Feathers, Fringe, and Les Cagelles Returned to Broadway in 2010 | Playbill

From the Archives Feathers, Fringe, and Les Cagelles Returned to Broadway in 2010 Stars Douglas Hodge and Kelsey Grammer spoke about bringing La Cage Aux Folles to the Longacre, where it opened April 18, 2010.

(A version of this story was first published April 12, 2010.)

Jerry Herman has made a career out of creating shows that have you swishing down the stairs and singing a song as you exit the theatre. Herman's musicals include Mack and Mabel, Mame and Hello, Dolly!, and they've always got an "11 o'clock number," the song that sends you out into the night singing — even if that number isn't necessarily sung at the very end of the show, when it's near 11 o'clock. This usually involves a big lady in a big hat singing a big song on a big staircase, even if — as in the case of La Cage aux Folles, now at Broadway's Longacre Theatre — she is a he.

This is the show that boasts not one but two 11 o'clock numbers — "I Am What I Am" and "The Best of Times" — and a whole bunch of what could be termed "10 o'clock numbers" to go along with them. But it isn't just Jerry Herman's score that made such a popular musical; it is also Harvey Fierstein's funny and poignant book (based on a French play and movie) and the subject — a longtime, devoted marriage shaken by a son's choice of fiancée. It's not giving anything away to say that the marriage is between Albin — alias Zaza, a drag queen — and Georges, who had a one-night stand with a woman that resulted in the birth of the son to whom the men are both passionately devoted. Now their son is in love with a nice girl whose father happens to be a local functionary hell-bent on closing down Georges' nightclub and silencing his star, the drag queen Zaza.

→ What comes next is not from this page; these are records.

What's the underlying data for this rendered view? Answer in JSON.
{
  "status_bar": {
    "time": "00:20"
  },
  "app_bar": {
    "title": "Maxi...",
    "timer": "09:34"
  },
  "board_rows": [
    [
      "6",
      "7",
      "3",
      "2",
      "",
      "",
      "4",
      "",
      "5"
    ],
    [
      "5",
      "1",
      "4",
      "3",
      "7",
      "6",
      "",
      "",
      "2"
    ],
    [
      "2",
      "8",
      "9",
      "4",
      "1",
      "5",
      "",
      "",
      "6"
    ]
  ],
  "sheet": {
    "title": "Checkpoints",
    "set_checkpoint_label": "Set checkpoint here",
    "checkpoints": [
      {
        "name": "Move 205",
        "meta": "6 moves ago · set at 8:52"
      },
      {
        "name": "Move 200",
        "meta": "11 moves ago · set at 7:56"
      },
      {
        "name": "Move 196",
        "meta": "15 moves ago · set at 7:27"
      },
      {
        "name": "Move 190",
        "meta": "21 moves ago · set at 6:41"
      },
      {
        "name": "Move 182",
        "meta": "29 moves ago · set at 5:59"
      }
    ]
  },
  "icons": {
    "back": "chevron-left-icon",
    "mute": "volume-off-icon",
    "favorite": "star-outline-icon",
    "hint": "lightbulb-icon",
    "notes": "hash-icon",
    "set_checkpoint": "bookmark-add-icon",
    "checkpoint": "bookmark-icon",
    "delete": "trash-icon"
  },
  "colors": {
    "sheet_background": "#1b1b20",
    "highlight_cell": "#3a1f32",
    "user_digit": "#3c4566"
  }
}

In 1983 there were those who thought that Broadway might not be prepared to welcome a "fathers of the bridegroom" love story. As it turned out, the exuberant La Cage was received with rapture by critics and audiences, and ran for four years before an equally enthusiastic transfer to London's West End.

Now the transfer is in the other direction. The Menier Chocolate Factory has already sent productions of Sunday in the Park with George and A Little Night Music (currently playing with Angela Lansbury and Catherine Zeta-Jones) to New York with great success. Now, La Cage aux Folles completes the hat trick.

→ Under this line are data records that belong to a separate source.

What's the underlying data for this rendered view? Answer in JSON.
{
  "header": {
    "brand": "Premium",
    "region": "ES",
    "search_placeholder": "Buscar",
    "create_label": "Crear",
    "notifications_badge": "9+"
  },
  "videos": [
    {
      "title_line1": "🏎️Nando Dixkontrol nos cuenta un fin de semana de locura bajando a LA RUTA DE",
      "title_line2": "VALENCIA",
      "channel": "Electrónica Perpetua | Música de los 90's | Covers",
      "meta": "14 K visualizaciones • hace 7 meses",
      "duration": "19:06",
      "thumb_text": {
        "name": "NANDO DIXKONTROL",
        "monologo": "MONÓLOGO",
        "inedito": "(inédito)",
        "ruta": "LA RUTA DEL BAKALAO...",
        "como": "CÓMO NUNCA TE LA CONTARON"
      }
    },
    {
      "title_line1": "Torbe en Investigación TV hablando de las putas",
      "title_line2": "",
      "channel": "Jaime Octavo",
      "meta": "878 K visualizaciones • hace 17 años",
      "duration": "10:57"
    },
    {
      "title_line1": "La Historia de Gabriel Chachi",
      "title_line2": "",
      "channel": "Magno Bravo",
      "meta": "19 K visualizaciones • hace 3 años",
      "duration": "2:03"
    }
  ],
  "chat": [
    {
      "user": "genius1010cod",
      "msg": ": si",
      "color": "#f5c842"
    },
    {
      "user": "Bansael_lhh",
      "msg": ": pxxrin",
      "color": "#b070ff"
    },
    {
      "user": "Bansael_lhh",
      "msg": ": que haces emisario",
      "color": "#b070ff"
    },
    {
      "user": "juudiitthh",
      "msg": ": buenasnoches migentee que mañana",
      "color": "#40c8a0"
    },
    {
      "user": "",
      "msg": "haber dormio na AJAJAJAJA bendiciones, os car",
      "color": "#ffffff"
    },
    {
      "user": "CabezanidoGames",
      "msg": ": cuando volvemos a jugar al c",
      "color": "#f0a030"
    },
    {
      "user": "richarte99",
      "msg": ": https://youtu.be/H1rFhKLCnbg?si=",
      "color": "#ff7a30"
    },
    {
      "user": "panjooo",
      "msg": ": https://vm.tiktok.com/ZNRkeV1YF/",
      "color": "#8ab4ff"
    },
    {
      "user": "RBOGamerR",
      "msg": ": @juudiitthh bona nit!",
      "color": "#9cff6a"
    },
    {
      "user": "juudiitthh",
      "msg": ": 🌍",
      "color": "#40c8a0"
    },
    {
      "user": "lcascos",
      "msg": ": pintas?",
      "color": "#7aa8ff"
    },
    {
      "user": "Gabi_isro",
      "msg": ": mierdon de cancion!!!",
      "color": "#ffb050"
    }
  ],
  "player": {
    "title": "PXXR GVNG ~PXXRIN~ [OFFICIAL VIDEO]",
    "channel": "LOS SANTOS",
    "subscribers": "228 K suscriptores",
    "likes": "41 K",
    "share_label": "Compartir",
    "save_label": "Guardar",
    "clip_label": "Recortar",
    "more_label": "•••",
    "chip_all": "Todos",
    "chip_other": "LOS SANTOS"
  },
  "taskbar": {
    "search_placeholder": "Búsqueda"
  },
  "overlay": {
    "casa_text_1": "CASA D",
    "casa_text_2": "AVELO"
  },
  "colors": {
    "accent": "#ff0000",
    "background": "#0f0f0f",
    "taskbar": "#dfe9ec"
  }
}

The new production, like its Menier predecessors, has a transatlantic cast. Albin is played here, as in London, by classical actor Douglas Hodge, making his Broadway debut. Famous in Britain for his serious theatrical roles in Shakespeare and Pinter, he won an Olivier Award as Best Actor in a Musical for playing Albin. Over a cup of tea in a London hotel, he talked about his upcoming debut. As he sat down, there was buzz among the other guests. (This doesn't happen to him in New York. Yet.)

Why come to Broadway with a musical? "To be an Englishman abroad in an American musical, in the heart and home of musicals, is thrilling," he says. "La Cage is as physically and emotionally demanding as Titus Andronicus. It's the swan thing: People tell me I look as though I'm having a wonderful time, and I am. But they can't see how hard I'm paddling just below the surface."

"Never played Titus," says Kelsey Grammer later, over the phone, "but my last Broadway outing was Macbeth."

Grammer is playing Georges. (He'll take over as Albin after six months, he has said.) It helps that both he and Hodge are in thrall to La Cage. "I fell in love with the original film in 1980," Grammer says. "The fact that they're gay and one dresses as a woman is simply nice window dressing. What it's really about is what every relationship is about — muddling through, behaving badly, just loving each other until the problems get worked out."

Hodge agrees: "On one level it's pure farce. On another, it's fantastically moving. It's about the vicissitudes of love, marriage, parenthood and family values. The fact that it's two men is almost irrelevant. Something happens where it becomes utterly universal. I've spent most of my life looking at women and obsessing about women, and now I'm one of them. I don't believe Zaza thinks of himself as a gay man or a drag queen; no, I'm sure he thinks he's a woman, he thinks he's Audrey Hepburn."

What's it like to be in a longtime marriage with someone you've just met? Grammer laughs. "It's a wonderful experience. It's a blessing of the work, and in this case, we fell in love. Doug's giving an amazing performance."

Hodge on Grammer is no less admiring: "He's fantastically funny, his rhythm is fast, he's stern and macho, he's exciting and he has a beautiful baritone voice. I can't wait to be Kelsey's bitch."